### **Q1. What is hierarchical clustering, and how is it different from other clustering techniques?**
Ans: \

**Hierarchical clustering** builds a hierarchy of clusters either by:
- **Merging smaller clusters** into larger ones (bottom-up / agglomerative), or
- **Dividing a big cluster** into smaller ones (top-down / divisive).

**Key Differences from Other Techniques:**
- **Does not require pre-defining the number of clusters (unlike K-Means)**.
- Produces a **dendrogram** (tree-like structure) to visualize the merging/splitting.
- Can handle **nested clusters** better than flat clustering algorithms.

---

### **Q2. What are the two main types of hierarchical clustering algorithms? Describe each in brief.**
Ans: \

1. **Agglomerative Hierarchical Clustering (Bottom-Up)**
   - Start with each point as its own cluster.
   - Merge the two **closest clusters** step-by-step.
   - Stop when all points are merged into one large cluster or based on a threshold.

2. **Divisive Hierarchical Clustering (Top-Down)**
   - Start with one large cluster (all points).
   - Recursively **split** clusters until each point is its own cluster or a desired number is reached.
   - Less common than agglomerative due to higher computational cost.

---

### **Q3. How do you determine the distance between two clusters in hierarchical clustering, and what are the common distance metrics used?**
Ans: \

The way you measure distance between **clusters** is called a **linkage criterion**:

**Common Linkage Methods:**
- **Single linkage**: Minimum distance between any two points from each cluster.
- **Complete linkage**: Maximum distance between any two points.
- **Average linkage**: Average distance between all pairs of points.
- **Ward’s linkage**: Minimizes the increase in total within-cluster variance.

**Common Distance Metrics:**
- **Euclidean** (most common for numerical data)
- **Manhattan**
- **Cosine similarity** (for text data)
- **Hamming distance** (for categorical data)

---

### **Q4. How do you determine the optimal number of clusters in hierarchical clustering, and what are some common methods used for this purpose?**
Ans: \

Common methods include:

1. **Dendrogram Cut-Off**  
   - Look for the **longest vertical line** (biggest jump in distance) in the dendrogram.
   - Draw a horizontal line to cut the tree — the number of intersections = optimal clusters.

2. **Silhouette Score**  
   - Evaluates how well-separated the clusters are.
   - Values range from -1 to 1 — higher is better.

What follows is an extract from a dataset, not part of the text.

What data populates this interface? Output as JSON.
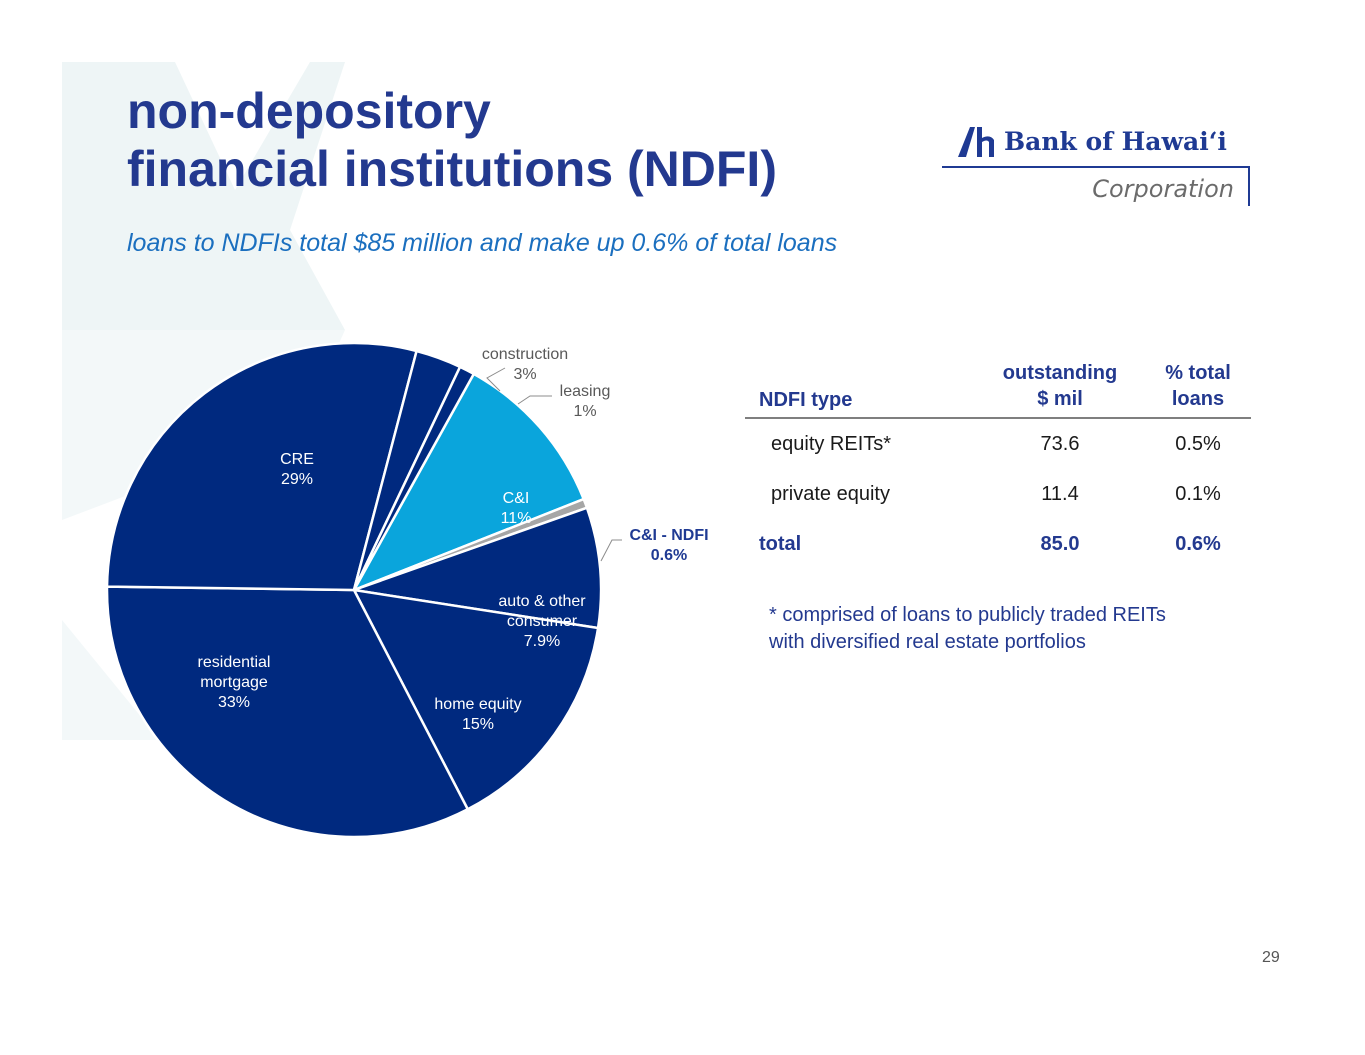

3. **Elbow Method (on linkage distances)**  
   - Plot number of clusters vs. linkage distance.
   - Look for the point where the drop in distance slows down.

---

### **Q5. What are dendrograms in hierarchical clustering, and how are they useful in analyzing the results?**
Ans: \

A **dendrogram** is a **tree-like diagram** that shows how clusters are formed by successively merging or splitting points.

**How it's useful:**
- Helps visualize the **structure and hierarchy** of clusters.
- You can **cut the dendrogram** at different levels to choose how many clusters to form.
- Reveals **natural groupings** and **outliers**.

---

### **Q6. Can hierarchical clustering be used for both numerical and categorical data? If yes, how are the distance metrics different for each type of data?**
Ans: \

**Yes**, hierarchical clustering can handle both:

- **Numerical data**: Use **Euclidean**, **Manhattan**, or **Ward's method**.
- **Categorical data**: Use **Hamming distance**, **Jaccard index**, or **Gower distance**.
- **Mixed data** (numerical + categorical): Use **Gower distance**, which handles both types.

Libraries like `scipy`, `sklearn`, and `gower` in Python can help compute appropriate distance matrices.

---

### **Q7. How can you use hierarchical clustering to identify outliers or anomalies in your data?**
Ans: \

**Outliers** can be identified by:
- Looking at **small clusters** that are far from the rest in the dendrogram.
- Observing **data points that merge late** (at a large distance threshold).
- Plotting the dendrogram and checking for **single-point merges** (these could be anomalies).

**Tip:** Outliers tend to **remain isolated** until the very end of the merging process.